Home & Garden

Bringing Back the Natives Garden Tour this Sunday

By Steven Finacom
Thursday April 29, 2010 - 02:47:00 PM

Spring showers will give way to local, native, wildflowers this weekend as a number of local homeowners invite the public into their gardens. 

This Sunday is the 6th Annual Bringing Back the Natives Garden Tour, featuring several Berkeley and Berkeley-area gardens. 

The focus of the free tour is, as the name implies, growing California native species in the home garden. The gardens typically range from those of native purists—who don’t water, and exclude all introduced species—to gardens where native and drought-tolerant species predominate but also harmonize with other plantings. 

Some are designed by professionals, others homemade and homegrown. They range from a few hundred square feet in the flatlands to extensive and complex properties in the Berkeley hills.  

Berkeley sites include the Fleming Garden on Shasta Road, where the owners began gardening with natives in the 1950s and have created a spectacular hillside native enclave above an artificial stream, and swimming pool.  

The tour brochure describes it as “the leading native plant garden in private ownership in California” and, having visited before, I can tell you it’s a sight to see. There’s a front yard grove of native trees with a shady wall covered with native ferns; around the back of the house a switchback path climbs an artfully gardened slope into the sun and Bay views. 

The garden of Glen Schneider on California Street is also a tour regular. It’s intended to be “reminiscent of what the Berkeley flats might have looked like prior to the arrival of Europeans” and is planted with only native species gathered by seed or cutting within three miles of the garden. 

There are 12 gardens open in Berkeley, Albany, El Cerrito, and the southern tip of Richmond for this tour, and several in Oakland and Alameda, plus others further afield over the hills, from Pinole to Livermore to Martinez and Moraga. Four of the Berkeley gardens are listed as new to the tour since last year. 

A number of public gardens, school gardens, research gardens, and native plant nurseries will also be featured on the tour. They include the ever-fascinating California Native Bee Garden (on the University of California’s Oxford Tract, just northwest of the campus), the Alameda Butterfly Habitat in a schoolyard, and the Native Here Nursery in Berkeley. 

Native Here—at 101 Gold Course Links Road in Tilden Park—will also be open on Saturday for special sales. East Bay Wilds nursery in Berkeley will be selling plants on Sunday. 

The tour runs from 10 am to 5 pm on Sunday, May 2. Children are allowed but must be “closely supervised”. Pets are not allowed. 

It’s too late to order a tour brochure on line, but you can register in person on the morning of the tour and pick one up.

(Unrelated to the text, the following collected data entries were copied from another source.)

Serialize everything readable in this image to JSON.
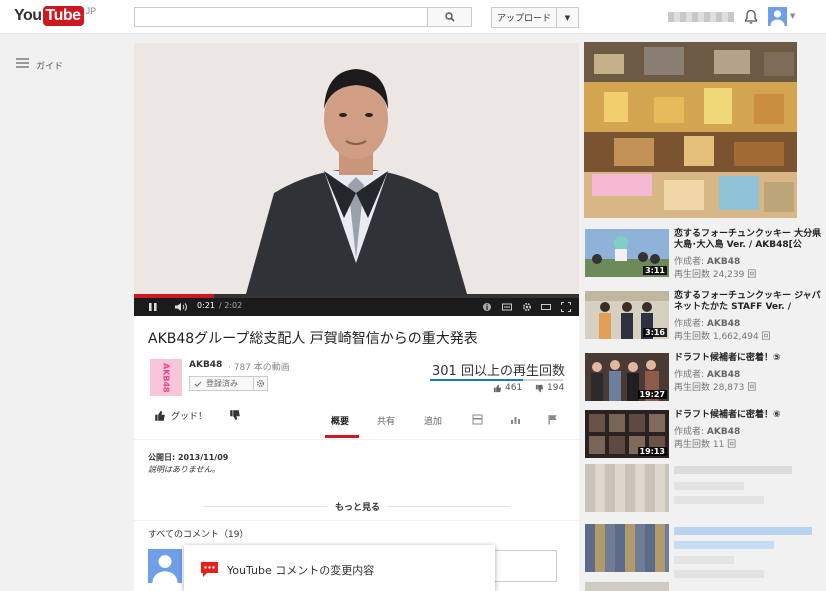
{
  "header": {
    "logo_you": "You",
    "logo_tube": "Tube",
    "logo_region": "JP",
    "search_placeholder": "",
    "upload_label": "アップロード"
  },
  "guide": {
    "label": "ガイド"
  },
  "player": {
    "time_current": "0:21",
    "time_total": "/ 2:02",
    "progress": 0.18
  },
  "video": {
    "title": "AKB48グループ総支配人 戸賀崎智信からの重大発表",
    "channel": "AKB48",
    "channel_video_count": "· 787 本の動画",
    "channel_logo": "AKB48",
    "subscribed_label": "登録済み",
    "views": "301 回以上の再生回数",
    "likes": "461",
    "dislikes": "194",
    "like_label": "グッド！",
    "tabs": [
      "概要",
      "共有",
      "追加"
    ],
    "published": "公開日: 2013/11/09",
    "no_description": "説明はありません。",
    "more_label": "もっと見る"
  },
  "comments": {
    "label": "すべてのコメント（19）",
    "popup_text": "YouTube コメントの変更内容"
  },
  "related": [
    {
      "title": "恋するフォーチュンクッキー 大分県 大島･大入島 Ver. / AKB48[公",
      "author_prefix": "作成者:",
      "author": "AKB48",
      "views": "再生回数 24,239 回",
      "duration": "3:11"
    },
    {
      "title": "恋するフォーチュンクッキー ジャパネットたかた STAFF Ver. /",
      "author_prefix": "作成者:",
      "author": "AKB48",
      "views": "再生回数 1,662,494 回",
      "duration": "3:16"
    },
    {
      "title": "ドラフト候補者に密着！⑤",
      "author_prefix": "作成者:",
      "author": "AKB48",
      "views": "再生回数 28,873 回",
      "duration": "19:27"
    },
    {
      "title": "ドラフト候補者に密着！⑥",
      "author_prefix": "作成者:",
      "author": "AKB48",
      "views": "再生回数 11 回",
      "duration": "19:13"
    }
  ],
  "colors": {
    "brand_red": "#cc181e",
    "link_blue": "#167ac6",
    "views_bar": "#167ac6"
  }
}
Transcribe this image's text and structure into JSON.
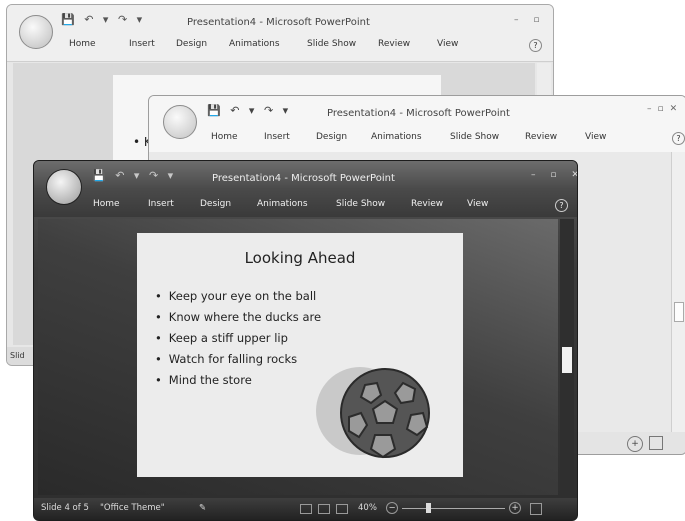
{
  "back_window": {
    "title": "Presentation4 - Microsoft PowerPoint",
    "quick_access": [
      "💾",
      "↶",
      "▾",
      "↷",
      "▾"
    ],
    "tabs": [
      "Home",
      "Insert",
      "Design",
      "Animations",
      "Slide Show",
      "Review",
      "View"
    ],
    "help": "?",
    "status_text": "Slid",
    "slide_fragment": "• K"
  },
  "middle_window": {
    "title": "Presentation4 - Microsoft PowerPoint",
    "quick_access": [
      "💾",
      "↶",
      "▾",
      "↷",
      "▾"
    ],
    "tabs": [
      "Home",
      "Insert",
      "Design",
      "Animations",
      "Slide Show",
      "Review",
      "View"
    ],
    "help": "?"
  },
  "front_window": {
    "title": "Presentation4 - Microsoft PowerPoint",
    "quick_access": [
      "💾",
      "↶",
      "▾",
      "↷",
      "▾"
    ],
    "tabs": [
      "Home",
      "Insert",
      "Design",
      "Animations",
      "Slide Show",
      "Review",
      "View"
    ],
    "help": "?",
    "window_controls": "– ▫ ✕",
    "slide": {
      "title": "Looking Ahead",
      "bullets": [
        "Keep your eye on the ball",
        "Know where the ducks are",
        "Keep a stiff upper lip",
        "Watch for falling rocks",
        "Mind the store"
      ]
    },
    "status": {
      "slide_count": "Slide 4 of 5",
      "theme": "\"Office Theme\"",
      "zoom": "40%",
      "zoom_minus": "−",
      "zoom_plus": "+"
    }
  },
  "colors": {
    "front_dark": "#3b3b3b",
    "middle_light": "#f2f2f2",
    "back_light": "#e7e7e7",
    "slide_bg": "#ececec"
  }
}
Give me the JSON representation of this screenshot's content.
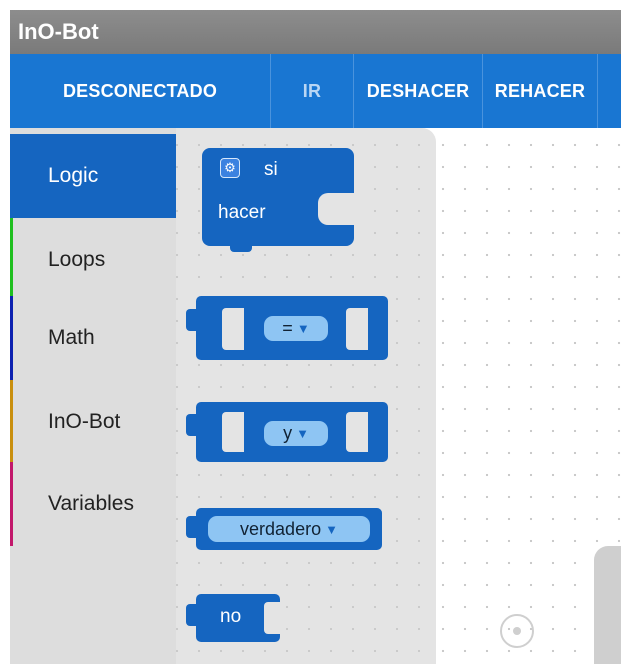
{
  "app": {
    "title": "InO-Bot"
  },
  "toolbar": {
    "connection_label": "DESCONECTADO",
    "run_label": "IR",
    "undo_label": "DESHACER",
    "redo_label": "REHACER"
  },
  "toolbox": {
    "categories": [
      {
        "label": "Logic",
        "color": "#1565c0",
        "selected": true
      },
      {
        "label": "Loops",
        "color": "#1fbf1f",
        "selected": false
      },
      {
        "label": "Math",
        "color": "#0d21b0",
        "selected": false
      },
      {
        "label": "InO-Bot",
        "color": "#c98f0e",
        "selected": false
      },
      {
        "label": "Variables",
        "color": "#c2186b",
        "selected": false
      }
    ]
  },
  "flyout": {
    "if_block": {
      "if_label": "si",
      "do_label": "hacer",
      "icon": "gear-icon"
    },
    "compare_block": {
      "operator": "=",
      "arrow": "▼"
    },
    "logic_op_block": {
      "operator": "y",
      "arrow": "▼"
    },
    "boolean_block": {
      "value": "verdadero",
      "arrow": "▼"
    },
    "negate_block": {
      "label": "no"
    }
  },
  "colors": {
    "accent": "#1976d2",
    "block": "#1565c0",
    "pill": "#8ec5f3"
  }
}
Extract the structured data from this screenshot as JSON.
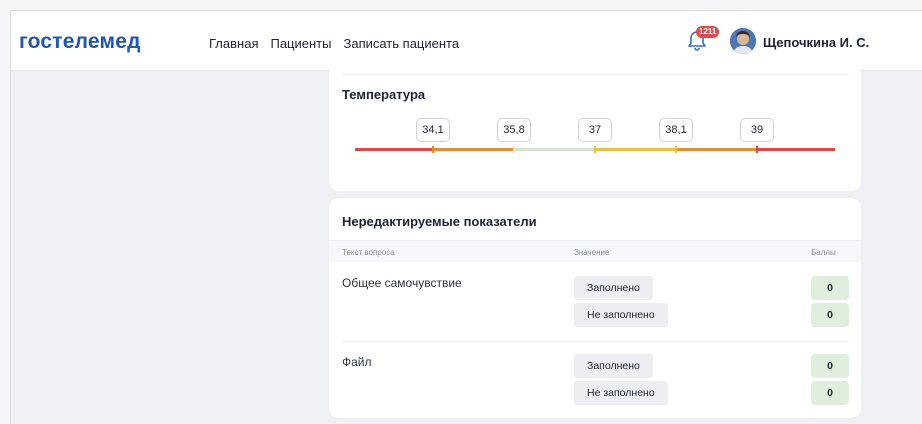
{
  "header": {
    "logo": "гостелемед",
    "nav": [
      "Главная",
      "Пациенты",
      "Записать пациента"
    ],
    "notifications_count": "1211",
    "user_name": "Щепочкина И. С."
  },
  "temperature": {
    "title": "Температура",
    "thresholds": [
      "34,1",
      "35,8",
      "37",
      "38,1",
      "39"
    ],
    "scale_colors": [
      "#e04848",
      "#e88a2e",
      "#d6e4d2",
      "#ecc23a",
      "#e88a2e",
      "#e04848"
    ]
  },
  "non_editable": {
    "title": "Нередактируемые показатели",
    "columns": {
      "question": "Текст вопроса",
      "value": "Значение",
      "score": "Баллы"
    },
    "rows": [
      {
        "label": "Общее самочувствие",
        "options": [
          "Заполнено",
          "Не заполнено"
        ],
        "scores": [
          "0",
          "0"
        ]
      },
      {
        "label": "Файл",
        "options": [
          "Заполнено",
          "Не заполнено"
        ],
        "scores": [
          "0",
          "0"
        ]
      }
    ]
  }
}
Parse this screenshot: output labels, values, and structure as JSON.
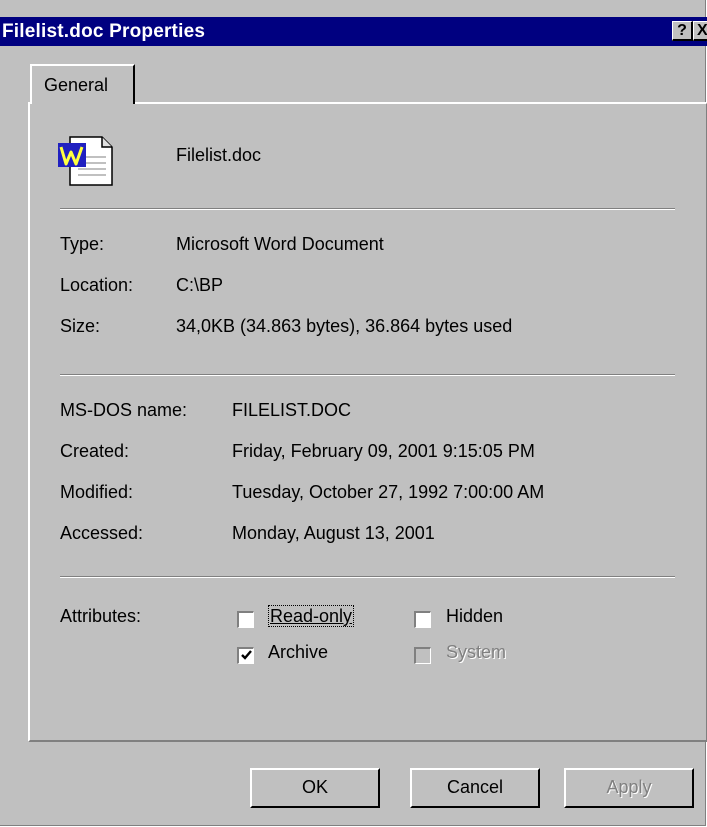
{
  "window": {
    "title": "Filelist.doc Properties",
    "help_label": "?",
    "close_label": "X"
  },
  "tabs": [
    {
      "label": "General",
      "selected": true
    }
  ],
  "file": {
    "name": "Filelist.doc",
    "icon": "word-document-icon"
  },
  "details": {
    "type_label": "Type:",
    "type_value": "Microsoft Word Document",
    "location_label": "Location:",
    "location_value": "C:\\BP",
    "size_label": "Size:",
    "size_value": "34,0KB (34.863 bytes), 36.864 bytes used"
  },
  "dates": {
    "msdos_label": "MS-DOS name:",
    "msdos_value": "FILELIST.DOC",
    "created_label": "Created:",
    "created_value": "Friday, February 09, 2001 9:15:05 PM",
    "modified_label": "Modified:",
    "modified_value": "Tuesday, October 27, 1992 7:00:00 AM",
    "accessed_label": "Accessed:",
    "accessed_value": "Monday, August 13, 2001"
  },
  "attributes": {
    "label": "Attributes:",
    "readonly": {
      "label": "Read-only",
      "checked": false,
      "enabled": true
    },
    "hidden": {
      "label": "Hidden",
      "checked": false,
      "enabled": true
    },
    "archive": {
      "label": "Archive",
      "checked": true,
      "enabled": true
    },
    "system": {
      "label": "System",
      "checked": false,
      "enabled": false
    }
  },
  "buttons": {
    "ok": "OK",
    "cancel": "Cancel",
    "apply": "Apply"
  },
  "colors": {
    "titlebar": "#000080",
    "face": "#c0c0c0"
  }
}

You need a brochure to get the tour maps, detailed printed garden descriptions and locations, and tear-out tokens for admission. 

The gardens are also extensively described, with some pictures, on the Bringing Back the Natives website, so you can take a look in advance for the ones that might be of most interest. 

The Berkeley “walk-in” registration site is 1344 Carlotta Street—which is also one of the open gardens. But don’t go there before 10 am on Sunday. The website also lists nine other scattered registration gardens. 

The tour is free—funded by government agency and private grants and donations--but this year the organizers have included a prominent appeal in the brochure asking attendees to consider voluntarily donating $10 minimum per person (for the whole tour, not each garden). There will be donation jars at the open gardens. 

See bringingbackthenatives.net for more tour details. 

Note: this tour always seems to conflict with the annual Berkeley Architectural Heritage Association (BAHA) House Tour which this year also takes place on Sunday the 2nd. I’m going to the House Tour which is in the afternoon and features nine spectacular Julia Morgan homes. However, I’ve learned from experience of past years that it’s possible to visit at least two or three of the local native gardens starting at 10:00 am and still get to the BAHA Tour in plenty of time. Both events can be enjoyed. 

 

Steven Finacom is on the Board of the Berkeley Architectural Heritage Association, and has written for the Planet about numerous community, garden, and historic events.